Due to recent updates, all users are required to create an Altair One account to login to the RapidMiner community. Click the Register button to create your account using the same email that you have previously used to login to the RapidMiner community. This will ensure that any previously created content will be synced to your Altair One account. Once you login, you will be asked to provide a username that identifies you to other Community users. Email us at Community with questions.

Process Failed: HiveQL problem

kumar_anant0308kumar_anant0308 Member Posts: 5 Contributor II
edited December 2018 in Product Feedback - Resolved

I've installed Hadoop using Ambari Server (Hortonworks Data Platform  HDP-2.6). The connection to radoop passed without any errors . I am able to store and retrieve in hive from rapidminer using the connection made. However, when I'm running any process related to Spark; For eg: the tutorial process for k-means in radoop, I get the following error :-

com.rapidminer.operator.OperatorException: HiveQL problem (org.apache.hive.service.cli.HiveSQLException: Error while compiling statement: FAILED: SemanticException Line 1:17 Invalid path ''/tmp/radoop/admin/tmp_1525790714419a_csh8jcj/'': No files matching path hdfs://node.server.com:8020/tmp/radoop/admin/tmp_1525790714419a_csh8jcj)
SEVERE: Process failed: HiveQL problem (org.apache.hive.service.cli.HiveSQLException: Error while compiling statement: FAILED: SemanticException Line 1:17 Invalid path ''/tmp/radoop/admin/tmp_1525790714419a_csh8jcj/'': No files matching path hdfs://node.server.com:8020/tmp/radoop/admin/tmp_1525790714419a_csh8jcj)

 

I'm also able to run programs in Spark via the terminal but I get this error if I run it through Radoop.

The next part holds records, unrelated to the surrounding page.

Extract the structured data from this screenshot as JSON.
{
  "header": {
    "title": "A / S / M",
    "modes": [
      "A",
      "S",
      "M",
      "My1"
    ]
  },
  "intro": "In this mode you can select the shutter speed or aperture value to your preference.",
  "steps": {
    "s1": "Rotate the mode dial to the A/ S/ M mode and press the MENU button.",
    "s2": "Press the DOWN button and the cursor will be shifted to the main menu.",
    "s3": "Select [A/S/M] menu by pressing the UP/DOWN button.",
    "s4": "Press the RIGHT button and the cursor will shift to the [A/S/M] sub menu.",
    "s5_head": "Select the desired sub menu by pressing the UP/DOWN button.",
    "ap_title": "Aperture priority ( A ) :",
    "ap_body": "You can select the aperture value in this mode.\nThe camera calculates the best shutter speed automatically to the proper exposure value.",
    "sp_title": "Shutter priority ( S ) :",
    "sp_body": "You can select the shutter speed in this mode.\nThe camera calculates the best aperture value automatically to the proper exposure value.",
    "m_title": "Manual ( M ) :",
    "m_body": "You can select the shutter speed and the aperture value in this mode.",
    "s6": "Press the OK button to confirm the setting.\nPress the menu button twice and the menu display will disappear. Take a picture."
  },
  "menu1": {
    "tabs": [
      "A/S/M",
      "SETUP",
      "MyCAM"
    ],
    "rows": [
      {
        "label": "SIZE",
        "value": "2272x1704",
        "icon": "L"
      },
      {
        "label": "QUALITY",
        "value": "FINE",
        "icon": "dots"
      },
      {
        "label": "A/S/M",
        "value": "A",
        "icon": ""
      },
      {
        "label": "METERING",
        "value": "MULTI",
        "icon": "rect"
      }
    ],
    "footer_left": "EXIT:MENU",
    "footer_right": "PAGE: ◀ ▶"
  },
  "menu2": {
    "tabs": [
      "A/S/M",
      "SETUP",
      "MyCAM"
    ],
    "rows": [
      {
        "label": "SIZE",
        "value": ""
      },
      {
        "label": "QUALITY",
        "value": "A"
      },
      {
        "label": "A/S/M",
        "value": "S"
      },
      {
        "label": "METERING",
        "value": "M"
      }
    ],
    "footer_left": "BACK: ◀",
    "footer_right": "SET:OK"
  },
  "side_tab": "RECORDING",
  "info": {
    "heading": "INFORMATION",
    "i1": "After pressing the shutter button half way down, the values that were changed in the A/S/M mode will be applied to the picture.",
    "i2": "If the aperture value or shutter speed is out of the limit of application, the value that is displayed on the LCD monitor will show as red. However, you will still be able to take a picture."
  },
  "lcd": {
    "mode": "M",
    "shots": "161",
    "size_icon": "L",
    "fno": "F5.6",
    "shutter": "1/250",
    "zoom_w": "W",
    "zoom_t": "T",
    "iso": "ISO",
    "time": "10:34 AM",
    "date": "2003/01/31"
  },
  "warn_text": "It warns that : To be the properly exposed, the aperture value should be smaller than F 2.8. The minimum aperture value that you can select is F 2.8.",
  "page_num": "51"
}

Can anybody get me a solution for this?

Tagged:
0
0 votes

Fixed and Released · Last Updated

This is a Hive bug with a current workaround until Hive is remedied from their end. Please see https://docs.rapidminer.com/latest/radoop/troubleshooting/known-errors.html for more details. RAD-1657

Comments

  • kumar_anant0308kumar_anant0308 Member Posts: 5 Contributor II

    The process works fine when we run the k-means clustering(not the radoop operator) inside SparkRM and checking/setting the "merge output" and "resolve schema conflicts" .

    But still the same error persists for the tutorial process.

  • phellingerphellinger Employee, Member Posts: 103 RM Engineering

    Hi,

     

    are you referring to the "Full Test" when saying "The connection to radoop passed without any errors"?

    It would be helpful to run the Full Test (may take some time) that includes Spark job test as well.

     

    If Full Test succeeds, there may be a hidden error in the submitted Spark job, which may result in a missing output, but that is just a guess. Do you have access to the Resource Manager UI (typically at port :8088) of the cluster.

     

    Best,

    Peter

  • kumar_anant0308kumar_anant0308 Member Posts: 5 Contributor II

    The full test passed without any errors and I'm able to access the Resource Manager too. The process(Spark job) shows status as "SUCCEEDED". I ran into a problem with Radoop K-means Tutorial process.

    In the hadoop data tab,we are able to view the clustered data but still the process ends with the same SemanticException error.

    8.png 167.5K
  • mborbelymborbely Member Posts: 14 Contributor II

    Hi,

     

    This problem occurs when Radoop tries to load the output of the Spark job into a Hive table. My first assumption would be that the user running Hive jobs cannot access the files created by the Spark job. (owned by user 'admin') We have to find the exact reason behind this, but for that, we need to know a bit more about your configuration.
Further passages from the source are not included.